Documented Trust Fund / Legal Options
No dedicated asbestos trust fund exists for claims related to Carey Asphalt Floor Tiles or the Celotex Corporation’s Carey-brand flooring products. Individuals diagnosed with asbestos-related diseases after exposure to this product must pursue compensation through civil litigation rather than a structured trust fund claims process.
Litigation records document that plaintiffs diagnosed with mesothelioma, lung cancer, and asbestosis have brought claims against Celotex Corporation and its successor entities in connection with asbestos-containing building products manufactured under the Carey and Celotex names. Plaintiffs alleged that the Celotex Corporation knew or should have known of the health hazards associated with chrysotile asbestos in its flooring products and failed to adequately warn workers and end-users of those risks.

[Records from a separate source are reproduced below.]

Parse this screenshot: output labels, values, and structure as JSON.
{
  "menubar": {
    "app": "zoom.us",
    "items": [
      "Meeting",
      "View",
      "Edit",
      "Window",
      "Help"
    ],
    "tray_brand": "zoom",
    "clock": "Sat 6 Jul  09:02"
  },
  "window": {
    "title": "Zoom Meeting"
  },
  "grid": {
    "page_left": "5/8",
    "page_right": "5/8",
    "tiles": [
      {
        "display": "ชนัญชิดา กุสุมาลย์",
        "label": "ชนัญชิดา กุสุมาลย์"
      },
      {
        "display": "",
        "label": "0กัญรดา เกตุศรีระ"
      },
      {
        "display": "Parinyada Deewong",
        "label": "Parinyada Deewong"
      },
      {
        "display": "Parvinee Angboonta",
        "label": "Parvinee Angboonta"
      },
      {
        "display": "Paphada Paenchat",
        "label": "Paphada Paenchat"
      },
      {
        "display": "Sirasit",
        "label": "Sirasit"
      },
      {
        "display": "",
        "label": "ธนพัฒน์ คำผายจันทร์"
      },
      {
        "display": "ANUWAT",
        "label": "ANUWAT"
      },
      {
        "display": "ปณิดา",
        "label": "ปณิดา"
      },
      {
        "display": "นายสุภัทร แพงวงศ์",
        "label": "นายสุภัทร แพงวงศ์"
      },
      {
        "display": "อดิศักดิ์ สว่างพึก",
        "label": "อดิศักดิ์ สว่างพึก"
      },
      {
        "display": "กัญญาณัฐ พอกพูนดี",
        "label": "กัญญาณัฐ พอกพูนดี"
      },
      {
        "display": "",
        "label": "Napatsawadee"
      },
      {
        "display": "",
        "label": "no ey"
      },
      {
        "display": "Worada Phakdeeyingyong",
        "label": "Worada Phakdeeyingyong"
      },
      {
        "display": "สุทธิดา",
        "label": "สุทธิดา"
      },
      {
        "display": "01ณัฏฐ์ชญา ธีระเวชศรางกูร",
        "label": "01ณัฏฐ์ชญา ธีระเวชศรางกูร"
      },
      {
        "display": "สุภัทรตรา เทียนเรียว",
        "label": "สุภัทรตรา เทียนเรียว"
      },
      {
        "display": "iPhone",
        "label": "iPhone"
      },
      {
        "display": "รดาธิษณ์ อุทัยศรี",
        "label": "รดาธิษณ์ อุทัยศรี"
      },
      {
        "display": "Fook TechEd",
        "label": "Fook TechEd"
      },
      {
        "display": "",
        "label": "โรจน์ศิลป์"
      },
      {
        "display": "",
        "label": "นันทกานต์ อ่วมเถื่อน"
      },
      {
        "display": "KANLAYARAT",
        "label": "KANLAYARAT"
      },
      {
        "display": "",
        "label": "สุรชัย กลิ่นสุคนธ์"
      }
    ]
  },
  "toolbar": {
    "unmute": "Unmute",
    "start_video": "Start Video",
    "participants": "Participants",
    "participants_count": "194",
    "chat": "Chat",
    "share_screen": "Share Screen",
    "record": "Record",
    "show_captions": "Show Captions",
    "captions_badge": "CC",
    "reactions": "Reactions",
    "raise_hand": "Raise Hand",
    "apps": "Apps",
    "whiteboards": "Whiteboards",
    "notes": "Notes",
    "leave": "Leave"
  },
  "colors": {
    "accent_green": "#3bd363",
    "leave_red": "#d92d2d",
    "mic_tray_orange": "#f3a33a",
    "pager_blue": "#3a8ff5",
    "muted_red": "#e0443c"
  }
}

Litigation records further document that plaintiffs alleged the company continued to manufacture and sell asbestos-containing floor tiles without adequate hazard warnings or recommended safety precautions well into the period when scientific evidence linking asbestos to serious disease was available to manufacturers.
Because Celotex Corporation underwent bankruptcy proceedings, the litigation landscape for claims involving Carey-branded products is complex, and the availability and strategy of legal remedies may depend on factors including the specific diagnosis, the documented timeline of exposure, co-defendant product histories, and the jurisdiction in which a claim is filed.
Industrial workers and their families who believe they were exposed to Carey Asphalt Floor Tiles and have received a diagnosis of mesothelioma, lung cancer, asbestosis, or a related condition should consult with an attorney experienced in asbestos litigation. Relevant documentation that may support a claim includes employment records, work site histories, union records, and any documentation placing a worker in facilities where Carey-brand tiles were installed.
Statutes of limitations for asbestos claims vary by state and typically begin running from the date of diagnosis or the date a claimant reasonably should have known of a connection between their illness and asbestos exposure. Timely legal consultation is important to preserve available remedies.